Die Stimmung während des Wahlkampfes wurde laut dem Appell stark durch Diskussionen über Migration und Integration geprägt. Dies spiegele sich auch im neuen Koalitionsvertrag wider. Der Aufruf warnt, dass eine Politik der Ausgrenzung lediglich dazu beiträgt, Ängste zu schüren und den gesellschaftlichen Zusammenhalt zu gefährden. Die Initiatoren plädieren für eine Migrationspolitik, die auf Integration setzt und nachhaltige Lösungen für soziale Herausforderungen bietet, anstatt die offene und vielfältige Gesellschaft zu gefährden.

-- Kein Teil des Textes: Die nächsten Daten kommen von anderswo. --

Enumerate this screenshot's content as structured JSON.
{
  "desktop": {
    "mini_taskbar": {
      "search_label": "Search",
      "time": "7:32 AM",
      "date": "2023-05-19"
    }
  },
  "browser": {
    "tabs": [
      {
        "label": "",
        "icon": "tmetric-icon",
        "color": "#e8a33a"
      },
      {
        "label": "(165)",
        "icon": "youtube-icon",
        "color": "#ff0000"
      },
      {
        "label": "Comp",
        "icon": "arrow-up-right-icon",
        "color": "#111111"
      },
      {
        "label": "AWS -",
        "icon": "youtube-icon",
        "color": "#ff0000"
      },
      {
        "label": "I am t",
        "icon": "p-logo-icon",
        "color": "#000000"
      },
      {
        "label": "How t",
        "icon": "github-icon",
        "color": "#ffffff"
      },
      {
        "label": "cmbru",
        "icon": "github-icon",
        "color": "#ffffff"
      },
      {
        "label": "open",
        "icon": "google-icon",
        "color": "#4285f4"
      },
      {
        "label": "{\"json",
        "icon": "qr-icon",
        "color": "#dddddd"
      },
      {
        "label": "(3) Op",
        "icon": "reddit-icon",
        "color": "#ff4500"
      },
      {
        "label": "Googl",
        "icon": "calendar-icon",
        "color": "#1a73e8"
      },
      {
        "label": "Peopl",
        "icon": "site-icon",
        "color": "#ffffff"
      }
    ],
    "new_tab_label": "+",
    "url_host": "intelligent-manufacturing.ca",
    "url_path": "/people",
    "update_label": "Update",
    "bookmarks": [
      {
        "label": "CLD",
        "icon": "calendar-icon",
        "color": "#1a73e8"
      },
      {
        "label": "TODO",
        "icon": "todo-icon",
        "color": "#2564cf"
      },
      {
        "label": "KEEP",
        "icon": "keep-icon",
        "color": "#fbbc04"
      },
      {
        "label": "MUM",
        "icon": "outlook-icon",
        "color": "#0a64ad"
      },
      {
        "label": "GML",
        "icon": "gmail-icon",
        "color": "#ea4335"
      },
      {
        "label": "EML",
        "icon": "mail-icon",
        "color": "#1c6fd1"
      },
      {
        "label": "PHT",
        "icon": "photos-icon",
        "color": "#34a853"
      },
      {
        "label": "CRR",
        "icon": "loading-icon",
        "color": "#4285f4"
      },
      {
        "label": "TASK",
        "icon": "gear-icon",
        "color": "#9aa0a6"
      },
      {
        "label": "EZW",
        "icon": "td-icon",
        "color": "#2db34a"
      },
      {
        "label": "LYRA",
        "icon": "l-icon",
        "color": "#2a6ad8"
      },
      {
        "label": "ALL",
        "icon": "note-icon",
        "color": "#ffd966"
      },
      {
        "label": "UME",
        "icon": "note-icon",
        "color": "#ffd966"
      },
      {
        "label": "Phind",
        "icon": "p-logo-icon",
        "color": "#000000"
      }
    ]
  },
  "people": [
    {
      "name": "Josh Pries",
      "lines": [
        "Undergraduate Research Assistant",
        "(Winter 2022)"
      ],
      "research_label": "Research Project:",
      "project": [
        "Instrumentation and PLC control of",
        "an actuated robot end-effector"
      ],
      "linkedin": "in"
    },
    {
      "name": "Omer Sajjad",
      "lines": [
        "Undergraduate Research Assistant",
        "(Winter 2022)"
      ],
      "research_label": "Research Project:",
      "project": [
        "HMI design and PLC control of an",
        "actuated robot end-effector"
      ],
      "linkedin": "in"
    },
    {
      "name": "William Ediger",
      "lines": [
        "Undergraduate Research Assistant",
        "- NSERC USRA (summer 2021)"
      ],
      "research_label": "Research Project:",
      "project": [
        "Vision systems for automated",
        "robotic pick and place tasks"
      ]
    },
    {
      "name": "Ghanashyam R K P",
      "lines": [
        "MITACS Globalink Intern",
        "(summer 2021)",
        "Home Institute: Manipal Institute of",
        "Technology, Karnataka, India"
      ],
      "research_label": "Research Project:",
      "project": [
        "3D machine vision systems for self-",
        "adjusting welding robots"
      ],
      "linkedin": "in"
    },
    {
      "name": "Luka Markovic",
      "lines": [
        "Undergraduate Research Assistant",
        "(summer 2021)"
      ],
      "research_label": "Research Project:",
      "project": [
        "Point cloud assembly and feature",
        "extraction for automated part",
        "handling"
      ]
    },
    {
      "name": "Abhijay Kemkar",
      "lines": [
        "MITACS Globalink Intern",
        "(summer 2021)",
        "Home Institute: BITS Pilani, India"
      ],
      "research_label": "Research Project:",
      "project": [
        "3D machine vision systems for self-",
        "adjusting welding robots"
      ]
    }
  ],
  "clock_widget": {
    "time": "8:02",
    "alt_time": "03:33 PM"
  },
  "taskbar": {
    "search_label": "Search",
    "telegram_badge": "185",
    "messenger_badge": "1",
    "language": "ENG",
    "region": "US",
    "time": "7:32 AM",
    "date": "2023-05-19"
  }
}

Der designierte Bundesinnenminister Alexander Dobrindt von der CSU hat indes bekräftigt, unmittelbar nach Amtsantritt die Kontrollen an den Außengrenzen zu verstärken und verstärkt Abweisungen anzuordnen. Ziel sei es, die Zahlen der illegalen Migration deutlich zu reduzieren. Im Koalitionsvertrag von CDU/CSU und SPD haben die Parteien eine entsprechende Abstimmung mit europäischen Nachbarn festgehalten, doch bleibt ungeklärt, ob diese lediglich konsultiert oder tatsächlich ihre Zustimmung gegeben werden muss.